Beijing hasn't been able to stop foreign investors from fleeing China's stock market
- China's stock market has seen net selling for a record six straight months, Bloomberg data shows.
- Foreign investors have fled amid economic problems and a tepid policy response from Beijing.
January marked the sixth consecutive month foreign investors were sellers of Chinese equities, according to a Bloomberg report.
Last month, global funds sold 14.5 billion yuan worth of stocks — about $2 billion — and Beijing has yet to offer any policy solution to reverse the outflows.

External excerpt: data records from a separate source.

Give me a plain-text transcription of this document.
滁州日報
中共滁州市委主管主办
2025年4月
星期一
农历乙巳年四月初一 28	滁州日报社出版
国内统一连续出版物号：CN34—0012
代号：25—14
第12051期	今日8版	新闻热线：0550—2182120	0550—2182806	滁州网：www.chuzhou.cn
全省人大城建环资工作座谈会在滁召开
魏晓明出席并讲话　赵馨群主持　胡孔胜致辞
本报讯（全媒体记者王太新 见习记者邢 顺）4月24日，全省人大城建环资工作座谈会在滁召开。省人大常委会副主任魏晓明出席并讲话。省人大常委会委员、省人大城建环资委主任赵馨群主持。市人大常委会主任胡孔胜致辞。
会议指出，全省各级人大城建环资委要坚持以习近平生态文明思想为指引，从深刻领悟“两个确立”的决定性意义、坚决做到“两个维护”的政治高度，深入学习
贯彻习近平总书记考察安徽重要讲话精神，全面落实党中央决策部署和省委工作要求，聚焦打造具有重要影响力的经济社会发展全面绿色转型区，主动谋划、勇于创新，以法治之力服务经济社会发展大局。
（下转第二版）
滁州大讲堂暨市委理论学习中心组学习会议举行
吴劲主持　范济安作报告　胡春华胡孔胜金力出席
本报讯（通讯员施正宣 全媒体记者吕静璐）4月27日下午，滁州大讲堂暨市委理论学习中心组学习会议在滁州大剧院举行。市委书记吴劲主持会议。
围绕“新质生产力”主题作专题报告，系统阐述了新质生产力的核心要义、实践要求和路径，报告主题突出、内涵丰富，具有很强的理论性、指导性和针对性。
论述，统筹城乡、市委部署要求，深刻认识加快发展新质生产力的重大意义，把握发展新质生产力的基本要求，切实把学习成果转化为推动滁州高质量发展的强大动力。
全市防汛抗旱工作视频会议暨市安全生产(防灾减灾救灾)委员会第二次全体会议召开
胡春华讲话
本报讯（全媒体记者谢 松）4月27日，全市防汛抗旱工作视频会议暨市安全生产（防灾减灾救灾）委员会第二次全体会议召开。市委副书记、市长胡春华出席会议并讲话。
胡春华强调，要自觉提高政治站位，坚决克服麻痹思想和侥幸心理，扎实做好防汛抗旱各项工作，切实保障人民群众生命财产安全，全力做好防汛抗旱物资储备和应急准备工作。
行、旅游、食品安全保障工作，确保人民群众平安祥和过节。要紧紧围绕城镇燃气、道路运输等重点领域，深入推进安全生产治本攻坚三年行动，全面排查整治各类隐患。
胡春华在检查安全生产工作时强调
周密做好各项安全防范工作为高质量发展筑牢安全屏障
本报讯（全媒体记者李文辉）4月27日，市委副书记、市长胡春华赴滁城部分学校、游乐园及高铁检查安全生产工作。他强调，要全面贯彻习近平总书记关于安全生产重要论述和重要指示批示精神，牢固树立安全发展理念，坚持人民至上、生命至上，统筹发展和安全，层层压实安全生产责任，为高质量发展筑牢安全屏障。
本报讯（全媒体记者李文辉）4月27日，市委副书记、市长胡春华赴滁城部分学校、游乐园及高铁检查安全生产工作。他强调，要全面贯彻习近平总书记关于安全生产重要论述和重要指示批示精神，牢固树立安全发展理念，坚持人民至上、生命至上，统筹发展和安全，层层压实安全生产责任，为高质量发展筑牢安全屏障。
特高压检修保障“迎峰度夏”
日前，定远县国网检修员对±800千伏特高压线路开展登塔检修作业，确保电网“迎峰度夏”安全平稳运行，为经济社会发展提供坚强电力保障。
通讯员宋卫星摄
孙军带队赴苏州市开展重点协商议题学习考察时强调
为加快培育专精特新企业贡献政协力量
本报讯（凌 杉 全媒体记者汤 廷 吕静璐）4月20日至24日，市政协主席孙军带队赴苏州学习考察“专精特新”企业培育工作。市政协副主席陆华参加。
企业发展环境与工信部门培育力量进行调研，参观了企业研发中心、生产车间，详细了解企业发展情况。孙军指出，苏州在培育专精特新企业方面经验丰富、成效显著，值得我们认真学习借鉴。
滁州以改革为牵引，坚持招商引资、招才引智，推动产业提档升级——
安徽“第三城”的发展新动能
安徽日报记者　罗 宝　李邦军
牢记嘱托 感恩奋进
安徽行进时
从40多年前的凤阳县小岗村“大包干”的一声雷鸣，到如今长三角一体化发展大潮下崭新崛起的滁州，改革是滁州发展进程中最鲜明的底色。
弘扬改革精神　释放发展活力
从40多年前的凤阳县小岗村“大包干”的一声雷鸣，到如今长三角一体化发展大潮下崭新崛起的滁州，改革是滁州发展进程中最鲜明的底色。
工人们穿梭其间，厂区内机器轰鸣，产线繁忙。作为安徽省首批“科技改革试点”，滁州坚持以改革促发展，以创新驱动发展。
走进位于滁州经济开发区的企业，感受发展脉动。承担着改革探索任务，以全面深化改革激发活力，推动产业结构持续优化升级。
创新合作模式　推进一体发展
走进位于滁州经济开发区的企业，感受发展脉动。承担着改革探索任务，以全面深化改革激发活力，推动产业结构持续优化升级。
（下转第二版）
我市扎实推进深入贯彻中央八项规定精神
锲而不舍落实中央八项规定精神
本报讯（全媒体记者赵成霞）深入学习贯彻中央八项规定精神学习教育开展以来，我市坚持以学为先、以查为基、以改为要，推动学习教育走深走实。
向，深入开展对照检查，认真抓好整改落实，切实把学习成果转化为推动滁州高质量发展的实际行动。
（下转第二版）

Chinese equities have shed roughly $6 trillion in market value since peaking in 2021.
The post-pandemic economic rebound never fully materialized for China, and instead, it's had to contend with severe real estate trouble, deflation, and fresh demographic challenges including an aging population and historic youth unemployment.
"You have an uber-bearish narrative around China that is proving very difficult to dislodge," Nicholas Spiro, a partner at Lauressa Advisory, told Business Insider in a recent interview. "China is emphatically out of favor with global investors."
On January 22, Bloomberg reported that Chinese authorities were weighing a rescue package for stocks worth as much as $278 billion, pulled primarily from offshore accounts of state-run firms.
Yet experts told Business Insider that even sizable initiatives may not bring bears clamoring back to China. The bleak outlook stems from China's real estate market, which accounts for the majority of household wealth in the country.
With property values depreciating, people's willingness to spend has also deteriorated, as has sentiment across the economy and markets. Deep-seated structural issues in real estate, experts say, make it difficult to envision what has to happen for investors to regain confidence.